By Michaela Herrmann

Jacobson, Sterling Professor of American Studies and History and Professor of Black Studies, has been awarded the 2025 Carl Bode-Norman Holmes Pearson Prize.

Matthew Frye Jacobson

Matthew Jacobson, Sterling Professor of American Studies and History and Professor of Black Studies, has been awarded the 2025 Carl Bode-Norman Holmes Pearson Prize from the American Studies Association (ASA).

Awarded every other year, the ASA's Bode-Pearson Prize recognizes the “outstanding achievement of an individual who has dedicated a lifetime of work to the mission and values of American studies.”  

Jacobson is a renowned historian and public scholar who has transformed our understanding of how race shapes political life and culture in the United States.  

He has authored eight books, created three documentary projects, and curated numerous public humanities exhibits and community events that explore topics related to race and culture including immigration, diasporic communities, and legacies of the US civil rights movement. His books include Dancing Down the Barricades: Sammy Davis, Jr. and the Long Civil Rights Era (2023); The Historian’s Eye: Photography, History, and the American Present (2018); Roots Too: White Ethnic Revival in Post–Civil Rights America (2005); Whiteness of a Different Color: European Immigrants and the Alchemy of Race (1998); and Special Sorrows: The Diasporic Imagination of Irish, Polish, and Jewish Immigrants in the United States (1995).

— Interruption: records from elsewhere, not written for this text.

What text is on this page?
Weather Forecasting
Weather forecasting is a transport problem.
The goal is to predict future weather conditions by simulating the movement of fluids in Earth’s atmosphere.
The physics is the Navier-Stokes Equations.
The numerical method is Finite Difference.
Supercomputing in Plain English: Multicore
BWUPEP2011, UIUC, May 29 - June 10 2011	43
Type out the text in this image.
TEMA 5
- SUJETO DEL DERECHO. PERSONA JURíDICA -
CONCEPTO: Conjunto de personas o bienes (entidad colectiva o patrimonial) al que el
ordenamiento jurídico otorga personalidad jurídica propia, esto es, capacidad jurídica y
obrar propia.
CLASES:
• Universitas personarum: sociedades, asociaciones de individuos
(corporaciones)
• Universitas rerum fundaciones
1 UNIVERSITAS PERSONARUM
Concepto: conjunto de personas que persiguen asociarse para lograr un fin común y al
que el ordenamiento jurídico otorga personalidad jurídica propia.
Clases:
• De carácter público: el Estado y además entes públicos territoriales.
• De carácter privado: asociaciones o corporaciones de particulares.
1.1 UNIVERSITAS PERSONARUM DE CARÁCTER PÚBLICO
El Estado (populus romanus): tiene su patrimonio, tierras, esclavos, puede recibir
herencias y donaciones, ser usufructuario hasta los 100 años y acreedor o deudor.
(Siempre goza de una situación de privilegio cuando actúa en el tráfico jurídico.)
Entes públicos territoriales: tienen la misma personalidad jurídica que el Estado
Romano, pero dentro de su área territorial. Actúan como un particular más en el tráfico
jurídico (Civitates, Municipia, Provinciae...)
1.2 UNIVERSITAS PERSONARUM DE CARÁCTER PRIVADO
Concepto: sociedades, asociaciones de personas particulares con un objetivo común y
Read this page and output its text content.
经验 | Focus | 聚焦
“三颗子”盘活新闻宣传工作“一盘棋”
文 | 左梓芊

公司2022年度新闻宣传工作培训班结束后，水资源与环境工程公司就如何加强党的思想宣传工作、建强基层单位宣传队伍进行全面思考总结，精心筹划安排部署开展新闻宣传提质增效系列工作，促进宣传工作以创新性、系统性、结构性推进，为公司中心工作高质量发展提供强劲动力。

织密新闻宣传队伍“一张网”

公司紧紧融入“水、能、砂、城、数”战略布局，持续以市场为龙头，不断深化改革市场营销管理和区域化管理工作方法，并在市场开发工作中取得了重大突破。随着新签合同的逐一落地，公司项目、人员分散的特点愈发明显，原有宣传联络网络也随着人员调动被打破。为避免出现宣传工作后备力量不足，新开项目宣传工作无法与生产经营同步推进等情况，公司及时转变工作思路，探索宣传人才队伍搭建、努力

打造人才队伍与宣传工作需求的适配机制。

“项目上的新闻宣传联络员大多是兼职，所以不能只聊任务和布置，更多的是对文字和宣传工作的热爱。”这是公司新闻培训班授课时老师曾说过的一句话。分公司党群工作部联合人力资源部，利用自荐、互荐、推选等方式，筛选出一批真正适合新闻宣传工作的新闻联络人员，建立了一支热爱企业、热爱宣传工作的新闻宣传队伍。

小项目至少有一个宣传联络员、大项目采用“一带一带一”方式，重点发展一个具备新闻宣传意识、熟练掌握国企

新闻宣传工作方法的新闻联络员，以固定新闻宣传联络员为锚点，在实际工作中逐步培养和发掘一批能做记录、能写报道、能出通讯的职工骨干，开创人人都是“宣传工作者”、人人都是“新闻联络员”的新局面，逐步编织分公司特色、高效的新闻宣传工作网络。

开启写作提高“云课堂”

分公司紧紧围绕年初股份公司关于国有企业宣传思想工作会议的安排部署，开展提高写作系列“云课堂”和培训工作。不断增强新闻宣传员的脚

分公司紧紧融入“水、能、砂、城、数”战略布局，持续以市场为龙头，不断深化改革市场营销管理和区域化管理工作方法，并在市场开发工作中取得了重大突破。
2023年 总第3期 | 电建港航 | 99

Jacobson joined Yale's faculty in 1995 and was named a Sterling Professor, the university's highest academic honor for faculty, in 2021.  

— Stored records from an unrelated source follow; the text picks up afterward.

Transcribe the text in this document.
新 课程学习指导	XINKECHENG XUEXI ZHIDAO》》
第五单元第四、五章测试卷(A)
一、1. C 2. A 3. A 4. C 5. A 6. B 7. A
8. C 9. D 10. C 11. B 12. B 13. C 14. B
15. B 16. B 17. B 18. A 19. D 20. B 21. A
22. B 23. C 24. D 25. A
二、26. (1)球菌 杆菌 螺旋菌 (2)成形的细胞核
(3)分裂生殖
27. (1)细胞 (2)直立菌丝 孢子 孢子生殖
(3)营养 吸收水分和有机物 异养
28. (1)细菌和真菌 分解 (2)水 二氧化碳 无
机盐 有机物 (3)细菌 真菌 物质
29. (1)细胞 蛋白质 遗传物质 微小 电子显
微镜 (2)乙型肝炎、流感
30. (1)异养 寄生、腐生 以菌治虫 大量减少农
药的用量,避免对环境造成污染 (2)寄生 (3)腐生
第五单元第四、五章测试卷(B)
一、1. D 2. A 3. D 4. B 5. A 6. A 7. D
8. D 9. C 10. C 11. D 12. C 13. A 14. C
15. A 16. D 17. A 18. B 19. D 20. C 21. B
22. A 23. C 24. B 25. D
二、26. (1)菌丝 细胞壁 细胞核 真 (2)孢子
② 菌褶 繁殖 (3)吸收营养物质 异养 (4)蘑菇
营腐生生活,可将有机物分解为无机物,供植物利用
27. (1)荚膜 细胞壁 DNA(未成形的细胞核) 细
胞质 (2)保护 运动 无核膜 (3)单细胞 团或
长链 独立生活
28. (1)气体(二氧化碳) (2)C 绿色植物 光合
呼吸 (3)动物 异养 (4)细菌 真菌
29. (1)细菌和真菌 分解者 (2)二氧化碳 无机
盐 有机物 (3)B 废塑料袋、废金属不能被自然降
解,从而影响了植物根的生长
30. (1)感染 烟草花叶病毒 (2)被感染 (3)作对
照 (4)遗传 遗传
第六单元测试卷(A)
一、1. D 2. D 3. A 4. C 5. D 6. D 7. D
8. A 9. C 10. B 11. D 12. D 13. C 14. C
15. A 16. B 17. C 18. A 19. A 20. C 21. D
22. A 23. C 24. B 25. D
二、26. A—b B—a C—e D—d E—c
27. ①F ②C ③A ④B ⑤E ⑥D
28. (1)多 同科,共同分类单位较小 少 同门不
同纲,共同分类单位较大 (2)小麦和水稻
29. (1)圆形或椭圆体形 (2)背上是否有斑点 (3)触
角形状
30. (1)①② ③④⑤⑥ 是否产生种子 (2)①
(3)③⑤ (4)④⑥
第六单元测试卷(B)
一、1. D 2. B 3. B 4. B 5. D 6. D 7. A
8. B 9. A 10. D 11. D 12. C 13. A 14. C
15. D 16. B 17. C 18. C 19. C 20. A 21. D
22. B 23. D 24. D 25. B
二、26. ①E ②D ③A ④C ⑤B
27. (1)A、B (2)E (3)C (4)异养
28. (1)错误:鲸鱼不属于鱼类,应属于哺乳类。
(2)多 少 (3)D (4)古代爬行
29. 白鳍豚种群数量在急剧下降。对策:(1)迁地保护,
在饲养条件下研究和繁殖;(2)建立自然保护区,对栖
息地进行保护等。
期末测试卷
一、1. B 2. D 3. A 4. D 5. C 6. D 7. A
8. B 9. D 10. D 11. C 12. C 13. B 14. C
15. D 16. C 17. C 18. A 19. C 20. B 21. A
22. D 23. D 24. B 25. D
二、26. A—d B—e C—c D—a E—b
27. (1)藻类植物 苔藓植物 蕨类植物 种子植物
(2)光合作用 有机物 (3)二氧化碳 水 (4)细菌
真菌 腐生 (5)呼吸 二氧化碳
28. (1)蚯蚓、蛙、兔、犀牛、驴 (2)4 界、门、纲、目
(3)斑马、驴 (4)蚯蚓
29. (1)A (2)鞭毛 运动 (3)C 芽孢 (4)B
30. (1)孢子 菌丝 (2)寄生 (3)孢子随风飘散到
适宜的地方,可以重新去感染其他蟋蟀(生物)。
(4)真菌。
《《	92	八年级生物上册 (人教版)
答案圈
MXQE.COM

He is the fifth Yale professor to win the Bode-Peason prize, following in the footsteps of Lisa Lowe (2018), Michael Denning (2014), Ralph Henry Gabriel (1983), and Norman Holmes Pearson (1975), for whom the prize is co-named. Holmes Pearson was an editor, literary critic, archivist, and co-founded the American Civilization program at Yale—the predecessor of Yale's American Studies program—in the 1940s.

Jacobson, who was the president of the ASA from 2012–13, will receive lifetime membership in the association as part of winning the award. He will be honored at this year's annual ASA meeting in San Juan, Puerto Rico from November 20–22.